Further, cell phones are agonizingly oversold as a service for staying in touch in the event of all sorts of minor and major emergencies. This, even though, as Katrina (and maybe Gustav) and 9/11 have shown, cell phone reliability is technologically well behind its hype. Cell phone signal-carrying infrastructure is very fragile and wafer thin in many regions. Major urban crises overwhelm cell phone capacities to deliver connectivity in widespread disasters. Moreover, there are so many areas that are dead or drop zones (I live in one), that cell phones really work best in population-dense, quotidian settings and circumstances or during small crises, personal crises -- so long as your in the right zone with the right carrier. This is, overall, not to say that cell phones cannot be very convenient. It's just that there is a lemming effect going on and I hate going off commercial cliffs if I don't need to simply because my conspecifics are happy to do so.

Cell phones are devices which people didn't realize they needed until they had one. An odd reason to buy one, i.e. it might be useful. More likely it's bought as a toy, a novelty, an idea, something one's social or business peers push on you which, in so doing, validates their decision to buy one, like married friends urging marriage on their single friends, "try it, you'll like it."(see the musical or video or listen to the cast album of the show, Company, for a Sondheimianly trenchant take on marriage and married friends)

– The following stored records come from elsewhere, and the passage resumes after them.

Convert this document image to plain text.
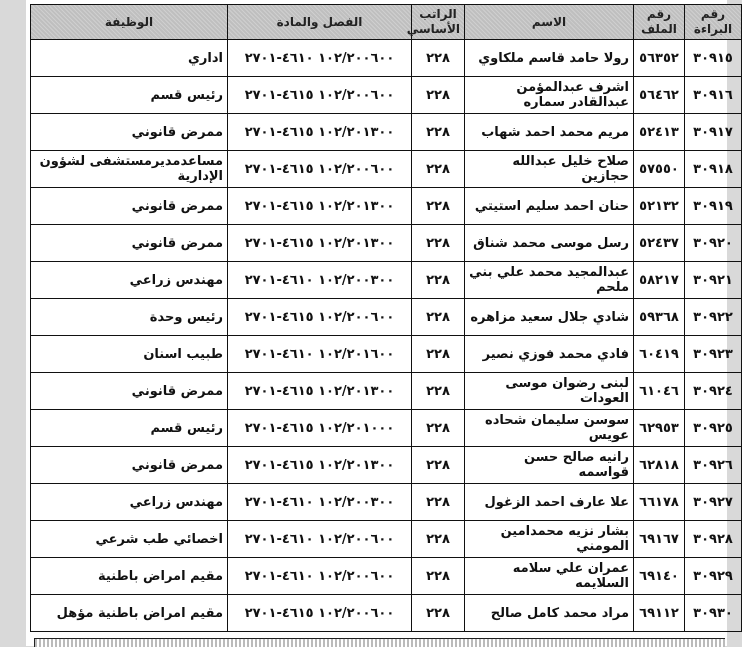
رقم البراءة	رقم الملف	الاسم	الراتب الأساسي	الفصل والمادة	الوظيفة
٣٠٩١٥	٥٦٣٥٢	رولا حامد قاسم ملكاوي	٢٢٨	١٠٢/٢٠٠٦٠٠ ٤٦١٠-٢٧٠١	اداري
٣٠٩١٦	٥٦٤٦٢	اشرف عبدالمؤمن عبدالقادر سماره	٢٢٨	١٠٢/٢٠٠٦٠٠ ٤٦١٥-٢٧٠١	رئيس قسم
٣٠٩١٧	٥٢٤١٣	مريم محمد احمد شهاب	٢٢٨	١٠٢/٢٠١٣٠٠ ٤٦١٥-٢٧٠١	ممرض قانوني
٣٠٩١٨	٥٧٥٥٠	صلاح خليل عبدالله حجازين	٢٢٨	١٠٢/٢٠٠٦٠٠ ٤٦١٥-٢٧٠١	مساعدمديرمستشفى لشؤون الإدارية
٣٠٩١٩	٥٢١٣٢	حنان احمد سليم استيتي	٢٢٨	١٠٢/٢٠١٣٠٠ ٤٦١٥-٢٧٠١	ممرض قانوني
٣٠٩٢٠	٥٢٤٣٧	رسل موسى محمد شناق	٢٢٨	١٠٢/٢٠١٣٠٠ ٤٦١٥-٢٧٠١	ممرض قانوني
٣٠٩٢١	٥٨٢١٧	عبدالمجيد محمد علي بني ملحم	٢٢٨	١٠٢/٢٠٠٣٠٠ ٤٦١٠-٢٧٠١	مهندس زراعي
٣٠٩٢٢	٥٩٣٦٨	شادي جلال سعيد مزاهره	٢٢٨	١٠٢/٢٠٠٦٠٠ ٤٦١٥-٢٧٠١	رئيس وحدة
٣٠٩٢٣	٦٠٤١٩	فادي محمد فوزي نصير	٢٢٨	١٠٢/٢٠١٦٠٠ ٤٦١٠-٢٧٠١	طبيب اسنان
٣٠٩٢٤	٦١٠٤٦	لبنى رضوان موسى العودات	٢٢٨	١٠٢/٢٠١٣٠٠ ٤٦١٥-٢٧٠١	ممرض قانوني
٣٠٩٢٥	٦٢٩٥٣	سوسن سليمان شحاده عويس	٢٢٨	١٠٢/٢٠١٠٠٠ ٤٦١٥-٢٧٠١	رئيس قسم
٣٠٩٢٦	٦٢٨١٨	رانيه صالح حسن قواسمه	٢٢٨	١٠٢/٢٠١٣٠٠ ٤٦١٥-٢٧٠١	ممرض قانوني
٣٠٩٢٧	٦٦١٧٨	علا عارف احمد الزغول	٢٢٨	١٠٢/٢٠٠٣٠٠ ٤٦١٠-٢٧٠١	مهندس زراعي
٣٠٩٢٨	٦٩١٦٧	بشار نزيه محمدامين المومني	٢٢٨	١٠٢/٢٠٠٦٠٠ ٤٦١٠-٢٧٠١	اخصائي طب شرعي
٣٠٩٢٩	٦٩١٤٠	عمران علي سلامه السلايمه	٢٢٨	١٠٢/٢٠٠٦٠٠ ٤٦١٠-٢٧٠١	مقيم امراض باطنية
٣٠٩٣٠	٦٩١١٢	مراد محمد كامل صالح	٢٢٨	١٠٢/٢٠٠٦٠٠ ٤٦١٥-٢٧٠١	مقيم امراض باطنية مؤهل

Words like "I never realized how much I needed this phone," are really self-deceptions if for no other reason then that for most of your life you didn't need it, i.e. for most people cell phones fill a need which didn't exist. And for others for whom the need did exist, viz., those who really needed to be always reachable, the need expanded like girth on a silverback gorilla and so did all the anxieties about missing any communiqués, from the phone or from email or text messaging venues. Rational Emotive Therapy pioneer, Albert Ellis, talked about catastrophizing small events into mountains of dire disaster fantasies. People truly fret if their network of friends and contacts can't reach them immediately or if they can't call a friend right now!, while standing in line at the check out counter at Trader Joe's, and tell them their latest passing thought about broccoli, or about a possible need to change plans...for lunch...next week!

But truth is, the issue is not cell phones; it's connectivity and connectedness needs. That's the underlying mixed blessing here - connectedness and the oh too human condition! More on this angle next time.

Oh, and, in case you're interested, I'll be meeting with Billie Dawn and her university posse in a few weeks. Seems my cell phone inadequacies didn't disqualify me from being good in...media psychology.